Document AI Preprocessing

Document Preprocessing Solutions for Smooth Document AI Implementation

We've packaged several preprocessing solutions to enable Document AI for more use cases while enhancing overall parsing accuracy. There are three major preprocessors we offer - PDF conversion, corrupt file checks/repair and antivirus scanning.

Request Demo


PDF Conversion:

Users upload images from any device - this means a myriad of different file types and encoding protocols, not all of which will work with GCP's Document AI processors. We've come up with ways to convert the following filetypes, regardless of encoding, to PDF prior to processing for increased compatibility and accuracy:

  • PNG
  • TIFF

Corrupt File Checks/PDF Repair:

Documents from public sources can run into issues in Document AI processing if they are corrupt in any way. By default, we check for full corruption (if the file is unopenable) and ask a user to reupload the image before the document makes it to the processing step but even partial corruption on openable files can cause issues in Document AI. During the document preprocessing stage, we can determine if a file is partially corrupt and attempt to repair the file dynamically in code via the implementation of the open-source QPDF package.
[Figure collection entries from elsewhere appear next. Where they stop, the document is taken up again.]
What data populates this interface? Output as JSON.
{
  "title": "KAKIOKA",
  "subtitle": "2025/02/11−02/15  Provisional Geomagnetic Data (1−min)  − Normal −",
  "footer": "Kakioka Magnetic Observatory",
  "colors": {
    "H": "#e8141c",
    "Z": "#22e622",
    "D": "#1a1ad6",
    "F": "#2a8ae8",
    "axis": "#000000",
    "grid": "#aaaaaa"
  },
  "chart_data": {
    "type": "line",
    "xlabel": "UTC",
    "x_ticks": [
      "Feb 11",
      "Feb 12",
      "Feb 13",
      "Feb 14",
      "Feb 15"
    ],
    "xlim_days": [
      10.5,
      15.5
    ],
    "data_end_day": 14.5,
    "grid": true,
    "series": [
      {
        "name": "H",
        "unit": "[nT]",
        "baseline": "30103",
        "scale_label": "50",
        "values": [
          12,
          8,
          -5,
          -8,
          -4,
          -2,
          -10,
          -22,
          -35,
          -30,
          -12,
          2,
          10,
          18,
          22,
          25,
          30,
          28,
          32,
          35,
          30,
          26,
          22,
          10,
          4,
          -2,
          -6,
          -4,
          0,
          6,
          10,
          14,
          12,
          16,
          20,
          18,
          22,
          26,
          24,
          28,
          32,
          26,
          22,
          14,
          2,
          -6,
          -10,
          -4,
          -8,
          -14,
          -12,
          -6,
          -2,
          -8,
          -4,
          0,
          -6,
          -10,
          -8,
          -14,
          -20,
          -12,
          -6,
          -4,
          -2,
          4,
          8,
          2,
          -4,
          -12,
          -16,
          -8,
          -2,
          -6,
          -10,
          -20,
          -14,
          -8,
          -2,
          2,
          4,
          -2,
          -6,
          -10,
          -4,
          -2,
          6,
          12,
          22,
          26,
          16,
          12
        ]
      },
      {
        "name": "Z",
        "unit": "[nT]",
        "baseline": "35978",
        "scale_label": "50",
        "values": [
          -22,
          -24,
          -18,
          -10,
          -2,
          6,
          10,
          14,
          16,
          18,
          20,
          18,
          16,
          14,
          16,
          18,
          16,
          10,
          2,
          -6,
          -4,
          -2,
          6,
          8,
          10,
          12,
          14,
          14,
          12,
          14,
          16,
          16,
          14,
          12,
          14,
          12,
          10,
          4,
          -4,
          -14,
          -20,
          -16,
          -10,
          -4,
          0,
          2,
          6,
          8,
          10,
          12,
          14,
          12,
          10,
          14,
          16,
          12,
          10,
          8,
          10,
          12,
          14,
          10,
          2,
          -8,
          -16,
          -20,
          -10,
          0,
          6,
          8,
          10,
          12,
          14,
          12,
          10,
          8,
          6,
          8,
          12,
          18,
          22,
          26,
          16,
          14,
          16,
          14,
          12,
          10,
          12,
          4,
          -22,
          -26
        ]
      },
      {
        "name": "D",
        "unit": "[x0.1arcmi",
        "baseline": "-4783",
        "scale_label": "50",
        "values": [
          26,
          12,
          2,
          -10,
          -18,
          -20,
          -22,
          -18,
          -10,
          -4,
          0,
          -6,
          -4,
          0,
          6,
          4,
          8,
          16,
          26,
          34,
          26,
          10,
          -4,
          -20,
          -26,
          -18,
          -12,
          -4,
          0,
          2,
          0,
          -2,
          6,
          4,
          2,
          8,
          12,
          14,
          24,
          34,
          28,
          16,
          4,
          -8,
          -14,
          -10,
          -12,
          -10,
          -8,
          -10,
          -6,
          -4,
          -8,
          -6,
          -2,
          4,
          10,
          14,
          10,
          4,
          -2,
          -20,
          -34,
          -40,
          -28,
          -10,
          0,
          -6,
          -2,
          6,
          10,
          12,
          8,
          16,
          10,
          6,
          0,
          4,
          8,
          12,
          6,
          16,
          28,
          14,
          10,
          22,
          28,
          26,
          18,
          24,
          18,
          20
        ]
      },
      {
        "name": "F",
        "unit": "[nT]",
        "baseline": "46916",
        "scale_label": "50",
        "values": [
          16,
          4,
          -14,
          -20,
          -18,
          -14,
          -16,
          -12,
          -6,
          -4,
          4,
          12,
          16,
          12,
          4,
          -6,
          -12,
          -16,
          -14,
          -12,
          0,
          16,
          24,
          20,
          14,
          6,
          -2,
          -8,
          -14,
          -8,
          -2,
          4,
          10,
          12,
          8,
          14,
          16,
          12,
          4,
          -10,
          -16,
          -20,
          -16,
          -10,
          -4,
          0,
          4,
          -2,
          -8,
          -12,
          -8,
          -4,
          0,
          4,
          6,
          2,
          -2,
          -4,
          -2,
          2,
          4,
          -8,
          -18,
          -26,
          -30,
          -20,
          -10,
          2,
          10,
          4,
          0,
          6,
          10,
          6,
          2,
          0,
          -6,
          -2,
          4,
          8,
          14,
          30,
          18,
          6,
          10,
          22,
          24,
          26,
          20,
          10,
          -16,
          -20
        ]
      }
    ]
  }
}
Document Anti-Virus Scanning:

Security is a priority when receiving uploads from public sources. We’ve prepackaged an implementation of ClamAV, an open source malware detection software, to be hosted on GCP via Cloud Run. This implementation features scanning for known malicious hashes as well as decompression bombs, threat definitions are updated in real time allowing for zero-downtime in threat detection. Documents entering a GCP environment are automatically sent to a staging storage bucket where they will await scanning. A document determined clean will then be transferred to a ‘clean’ bucket and begin the process of Document AI extraction. Documents that do not pass antivirus scanning will be transferred to an ‘infected’ bucket where they can either be destroyed or kept for future reference.